Но самым грозным оружием в руках Кэри была любовь. Джим по-прежнему любил ее. Но любить ее становилось все труднее.
В конце весны 1987 года, вскоре после того, как Джим прилетел в Женеву помочь Энни справиться с ее пагубным увлечением, Кэри забеременела и настояла на аборте. Впервые за долгое время выказав свою физическую уязвимость, она молила Джима понять ее, говорила, что ей еще рано заводить ребенка, что для нее важнее всего развивать их совместный бизнес. Джим никак не мог примириться с ее решением. Оказывается, католические корни сидели в нем на удивление глубоко. Но он почти сумел понять ее, хотя и подозревал, что Кэри решила отказаться от ребенка по другим причинам. Беременность сделает ее толстой, некрасивой и заставит на время выпустить из рук бразды правления. Но в конце концов, носить ребенка предстояло ей, и поэтому решение оставалось тоже за ней. К тому же впереди у них уйма времени.
Но затем, меньше чем два месяца спустя, Кэри, не посоветовавшись с ним, сделала стерилизацию. Джим узнал об этом только тогда, когда она, очнувшись после наркоза, позвонила ему из клиники.
Он два часа расхаживал по комнате, пытаясь успокоиться, собраться с мыслями, и только потом отправился к ней в больницу.
– Как ты могла? – тихо, почти ласково спросил он и, едва заговорив, понял, что в конце концов он ее возненавидел. – Скажи, пожалуйста, если тебе есть что сказать.
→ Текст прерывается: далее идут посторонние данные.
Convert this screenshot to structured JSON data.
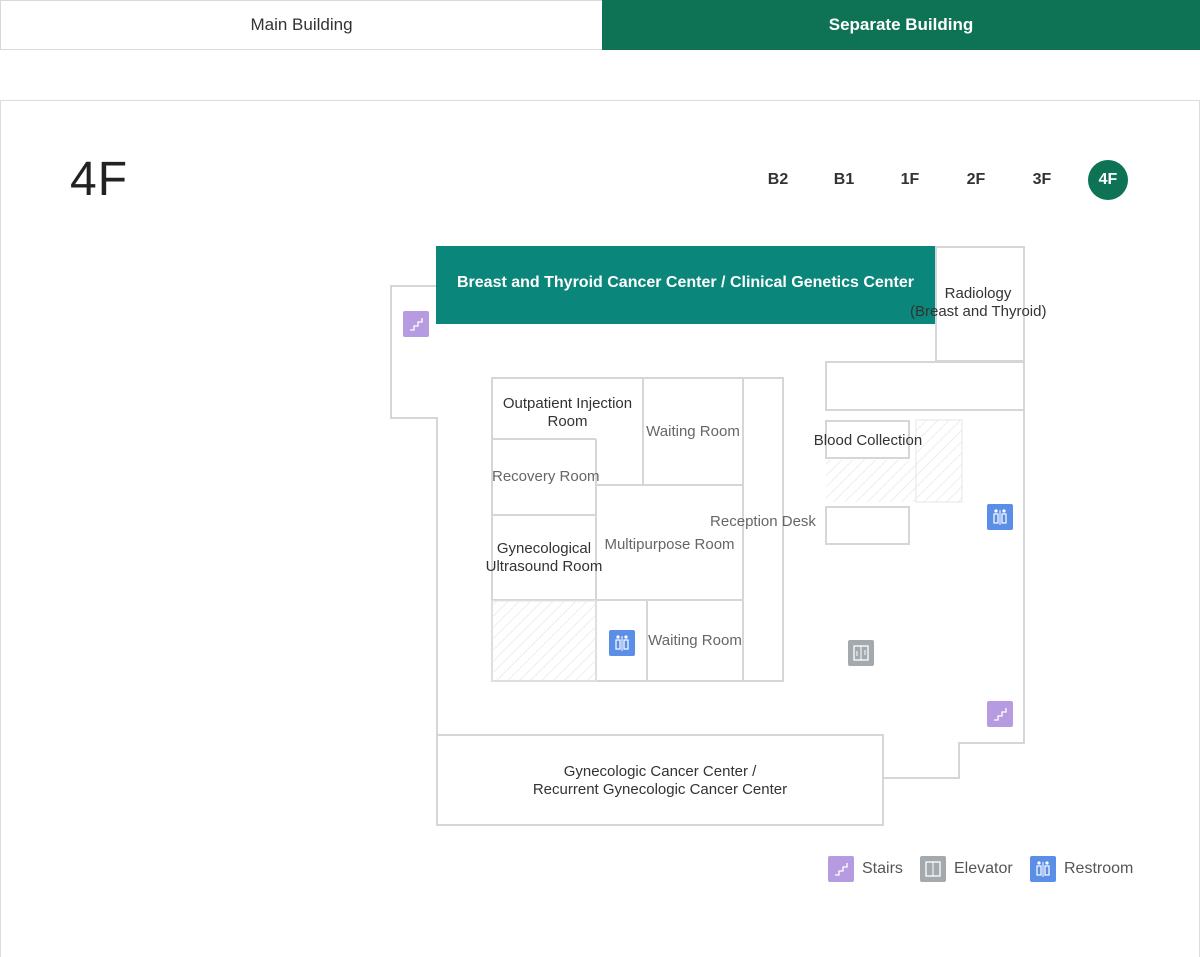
{
  "tabs": {
    "main": "Main Building",
    "separate": "Separate Building"
  },
  "floor": {
    "title": "4F",
    "buttons": [
      "B2",
      "B1",
      "1F",
      "2F",
      "3F",
      "4F"
    ],
    "active": "4F"
  },
  "rooms": {
    "breast_center": "Breast and Thyroid Cancer Center / Clinical Genetics Center",
    "radiology_line1": "Radiology",
    "radiology_line2": "(Breast and Thyroid)",
    "outpatient_injection_line1": "Outpatient Injection",
    "outpatient_injection_line2": "Room",
    "waiting_room_top": "Waiting Room",
    "recovery_room": "Recovery Room",
    "multipurpose_room": "Multipurpose Room",
    "reception_desk": "Reception Desk",
    "blood_collection": "Blood Collection",
    "gyn_ultrasound_line1": "Gynecological",
    "gyn_ultrasound_line2": "Ultrasound Room",
    "waiting_room_bottom": "Waiting Room",
    "gyn_cancer_line1": "Gynecologic Cancer Center /",
    "gyn_cancer_line2": "Recurrent Gynecologic Cancer Center"
  },
  "legend": {
    "stairs": "Stairs",
    "elevator": "Elevator",
    "restroom": "Restroom"
  },
  "colors": {
    "brand_green": "#0e7355",
    "highlight_teal": "#0a867a",
    "stairs": "#b79be0",
    "elevator": "#a3a9ad",
    "restroom": "#5b8ee6"
  }
}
Кэри была бледна, но на удивление спокойна.
– Конечно, есть, – ответила она. Он подождал.
– Ну, говори.
– Ты уверен, что сможешь выслушать правду?
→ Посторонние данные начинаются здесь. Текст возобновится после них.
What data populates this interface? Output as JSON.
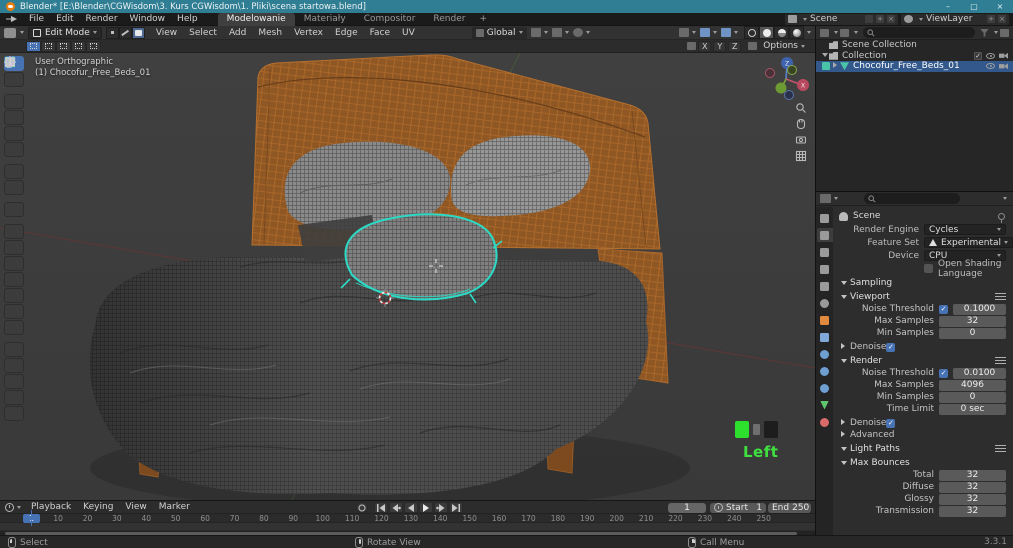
{
  "colors": {
    "accent": "#4772b3",
    "selection_teal": "#2bd9c4",
    "wood": "#c8813c",
    "keycast_green": "#3fe03f",
    "titlebar_teal": "#2f7e93"
  },
  "titlebar": {
    "title": "Blender* [E:\\Blender\\CGWisdom\\3. Kurs CGWisdom\\1. Pliki\\scena startowa.blend]",
    "controls": {
      "minimize": "–",
      "maximize": "▢",
      "close": "×"
    }
  },
  "topbar": {
    "menus": [
      "File",
      "Edit",
      "Render",
      "Window",
      "Help"
    ],
    "workspaces": [
      {
        "label": "Modelowanie",
        "active": true
      },
      {
        "label": "Materiały"
      },
      {
        "label": "Compositor"
      },
      {
        "label": "Render"
      }
    ],
    "new_workspace": "+",
    "scene": "Scene",
    "view_layer": "ViewLayer"
  },
  "viewport_header": {
    "mode": "Edit Mode",
    "menus": [
      "View",
      "Select",
      "Add",
      "Mesh",
      "Vertex",
      "Edge",
      "Face",
      "UV"
    ],
    "orientation": "Global",
    "select_modes": [
      {
        "name": "vertex"
      },
      {
        "name": "edge"
      },
      {
        "name": "face",
        "active": true
      }
    ],
    "shading": [
      {
        "name": "wireframe"
      },
      {
        "name": "solid",
        "active": true
      },
      {
        "name": "material"
      },
      {
        "name": "rendered"
      }
    ]
  },
  "tool_settings": {
    "select_options": [
      {
        "name": "new",
        "active": true
      },
      {
        "name": "extend"
      },
      {
        "name": "subtract"
      },
      {
        "name": "invert"
      },
      {
        "name": "intersect"
      }
    ],
    "mirror_axes": [
      "X",
      "Y",
      "Z"
    ],
    "options_label": "Options"
  },
  "toolbar": [
    {
      "name": "box-select",
      "active": true
    },
    {
      "name": "cursor"
    },
    {
      "name": "move",
      "gap": true
    },
    {
      "name": "rotate"
    },
    {
      "name": "scale"
    },
    {
      "name": "transform"
    },
    {
      "name": "annotate",
      "gap": true
    },
    {
      "name": "measure"
    },
    {
      "name": "add-cube",
      "gap": true
    },
    {
      "name": "extrude-region",
      "gap": true
    },
    {
      "name": "inset-faces"
    },
    {
      "name": "bevel"
    },
    {
      "name": "loop-cut"
    },
    {
      "name": "knife"
    },
    {
      "name": "poly-build"
    },
    {
      "name": "spin"
    },
    {
      "name": "smooth",
      "gap": true
    },
    {
      "name": "edge-slide"
    },
    {
      "name": "shrink-fatten"
    },
    {
      "name": "shear"
    },
    {
      "name": "rip-region"
    }
  ],
  "viewport": {
    "view_label": "User Orthographic",
    "object_label": "(1) Chocofur_Free_Beds_01",
    "keycast_label": "Left",
    "gizmo": {
      "x": "X",
      "z": "Z"
    }
  },
  "outliner": {
    "rows": [
      {
        "label": "Scene Collection",
        "depth": 0,
        "icon": "collection"
      },
      {
        "label": "Collection",
        "depth": 1,
        "icon": "collection",
        "arrow": "down",
        "show_toggle": true,
        "show_eye": true,
        "show_cam": true
      },
      {
        "label": "Chocofur_Free_Beds_01",
        "depth": 2,
        "icon": "mesh",
        "arrow": "right",
        "selected": true,
        "edit_badge": true,
        "show_eye": true,
        "show_cam": true
      }
    ]
  },
  "properties": {
    "tabs": [
      {
        "name": "tool"
      },
      {
        "name": "render",
        "active": true
      },
      {
        "name": "output"
      },
      {
        "name": "view-layer"
      },
      {
        "name": "scene"
      },
      {
        "name": "world"
      },
      {
        "name": "object"
      },
      {
        "name": "modifiers"
      },
      {
        "name": "particles"
      },
      {
        "name": "physics"
      },
      {
        "name": "constraints"
      },
      {
        "name": "object-data"
      },
      {
        "name": "material"
      }
    ],
    "breadcrumb": "Scene",
    "fields": [
      {
        "label": "Render Engine",
        "value": "Cycles"
      },
      {
        "label": "Feature Set",
        "value": "Experimental",
        "warning": true
      },
      {
        "label": "Device",
        "value": "CPU"
      }
    ],
    "osl_label": "Open Shading Language",
    "rows": [
      {
        "type": "section",
        "indent": 0,
        "label": "Sampling"
      },
      {
        "type": "section",
        "indent": 1,
        "label": "Viewport",
        "preset": true
      },
      {
        "type": "checkval",
        "indent": 2,
        "label": "Noise Threshold",
        "checked": true,
        "value": "0.1000"
      },
      {
        "type": "value",
        "indent": 2,
        "label": "Max Samples",
        "value": "32"
      },
      {
        "type": "value",
        "indent": 2,
        "label": "Min Samples",
        "value": "0"
      },
      {
        "type": "check",
        "indent": 1,
        "label": "Denoise",
        "checked": true
      },
      {
        "type": "section",
        "indent": 1,
        "label": "Render",
        "preset": true
      },
      {
        "type": "checkval",
        "indent": 2,
        "label": "Noise Threshold",
        "checked": true,
        "value": "0.0100"
      },
      {
        "type": "value",
        "indent": 2,
        "label": "Max Samples",
        "value": "4096"
      },
      {
        "type": "value",
        "indent": 2,
        "label": "Min Samples",
        "value": "0"
      },
      {
        "type": "value",
        "indent": 2,
        "label": "Time Limit",
        "value": "0 sec"
      },
      {
        "type": "check",
        "indent": 1,
        "label": "Denoise",
        "checked": true
      },
      {
        "type": "collapsed",
        "indent": 1,
        "label": "Advanced"
      },
      {
        "type": "section",
        "indent": 0,
        "label": "Light Paths",
        "preset": true
      },
      {
        "type": "section",
        "indent": 1,
        "label": "Max Bounces"
      },
      {
        "type": "value",
        "indent": 2,
        "label": "Total",
        "value": "32"
      },
      {
        "type": "value",
        "indent": 2,
        "label": "Diffuse",
        "value": "32"
      },
      {
        "type": "value",
        "indent": 2,
        "label": "Glossy",
        "value": "32"
      },
      {
        "type": "value",
        "indent": 2,
        "label": "Transmission",
        "value": "32"
      }
    ]
  },
  "timeline": {
    "menus": [
      "Playback",
      "Keying",
      "View",
      "Marker"
    ],
    "current_frame": "1",
    "start_label": "Start",
    "start_value": "1",
    "end_label": "End",
    "end_value": "250",
    "ticks": [
      10,
      20,
      30,
      40,
      50,
      60,
      70,
      80,
      90,
      100,
      110,
      120,
      130,
      140,
      150,
      160,
      170,
      180,
      190,
      200,
      210,
      220,
      230,
      240,
      250
    ]
  },
  "statusbar": {
    "hints": [
      {
        "label": "Select",
        "button": "left"
      },
      {
        "label": "Rotate View",
        "button": "middle"
      },
      {
        "label": "Call Menu",
        "button": "right"
      }
    ],
    "version": "3.3.1"
  }
}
– Да, – кивнул Джим. – Смогу.
– Хорошо. – Она не сводила глаз с его лица. – Правда заключается в том, что я не желаю носить твое дитя. – Она отчетливо выговаривала слова. – Если бы я не разочаровалась в тебе как в муже и как в партнере, может быть, я поборола бы свои страхи и все-таки родила.
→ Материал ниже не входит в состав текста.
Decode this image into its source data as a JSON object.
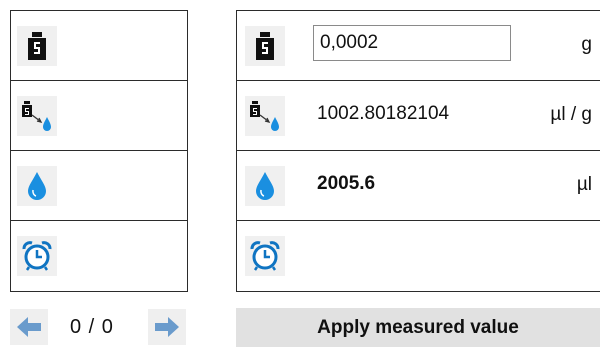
{
  "left_panel": {
    "rows": [
      {
        "icon": "weight-icon"
      },
      {
        "icon": "density-icon"
      },
      {
        "icon": "drop-icon"
      },
      {
        "icon": "alarm-clock-icon"
      }
    ]
  },
  "right_panel": {
    "weight": {
      "value": "0,0002",
      "unit": "g"
    },
    "density": {
      "value": "1002.80182104",
      "unit": "µl / g"
    },
    "volume": {
      "value": "2005.6",
      "unit": "µl"
    },
    "time": {
      "value": ""
    }
  },
  "navigation": {
    "prev_icon": "arrow-left-icon",
    "next_icon": "arrow-right-icon",
    "counter": "0 / 0"
  },
  "apply_button_label": "Apply measured value",
  "colors": {
    "drop": "#1a8fe0",
    "clock": "#0f74c2",
    "arrow": "#6a9bcc",
    "border": "#2b2b2b"
  }
}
Он встал и вышел из комнаты, спустился на лифте, вышел на улицу, сел в такси, вернулся домой на Бикон-Хилл, упаковал чемодан и отправился в отель «Меридиэн» на Франклин-стрит. Когда-то в этом здании располагался Федеральный резервный банк.
Он провел там две ночи. Днем как ни в чем не бывало ходил на работу, зная, что даже Кэри не сможет встать на ноги раньше чем через день-два. Впервые в жизни ему было ужасно одиноко. До смерти хотелось поговорить с Оливией, но едва только рука тянулась к телефону, как что-то – наверное, гордость, к которой примешивалась доля стыда, – останавливало его.
На второй день, рано утром, Кэри позвонила ему и попросила вернуться.
– Вряд ли это возможно, – ответил Джим.
– Пожалуйста. – Ее голос был непривычно мягок. – Пожалуйста, вернись.
– Не могу.
– Ты мне нужен.
– Зачем?
– Мне нужен мой муж, – бесхитростно заявила она.